In North America, the industry experienced an "historical and unexpected drop in the truck tire replacement market" (15%) and a signficant decrease in passenger and light truck tire replacement sales (7%) during the first quarter.

Passenger and light truck tire price increases are sticking at the replacement and original equipment levels in the U.S., according to Michelin. However, in the face of lower demand, commercial pricing did not stick.

Michelin says it expects the American economy to recover over the second half of the year. However, "the Group can no longer rule out the possibility of a longer-lasting North American economic slowdown which could, in turn, affect other main economic regions."

Michelin has taken "certain precautionary measures" to counteract any economic uncertainty. Its plans call for:

* sustaining price increases.

* adapting capacities directly to sales.

* tightening inventory control (Michelin reduced tire production during the first quarter).

* tightening cost control.

* finalizing a new structural cost reduction plan in North America by the end of the first half. Michelin estimates the plan will lead to annual savings of $125 million.

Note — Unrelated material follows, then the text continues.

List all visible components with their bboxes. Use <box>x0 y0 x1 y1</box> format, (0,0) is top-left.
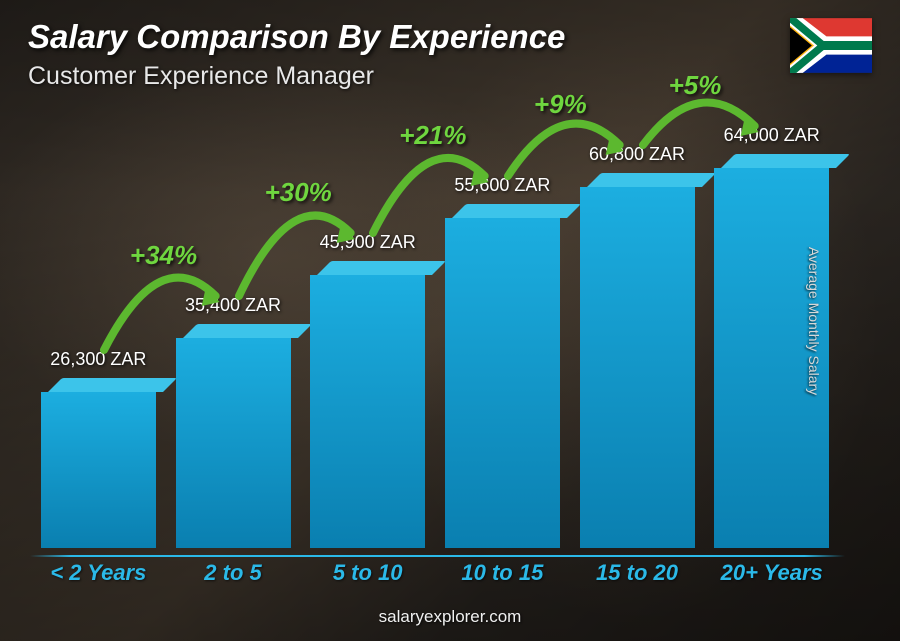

Michelin says it is re-examining its 2001 corporate investment plan "in order to allow only for the implementation of investments essential to the Group's development or to the improvement of its competitiveness on a global level."

The company announced first-quarter net sales of 3.7 billion euros, up 2.8% compared to the same period last year. It experienced a 4.1% overall decline in unit volume. Its replacement tire sales volume was down 6.8% in North America, and up almost 6% in Europe.

Michelin says it still hopes to meet its medium-term goals: a volume growth 2% above the overall market's growth; a "more balanced position between Europe, North America and Asia"; and an operating margin of 10% by 2005.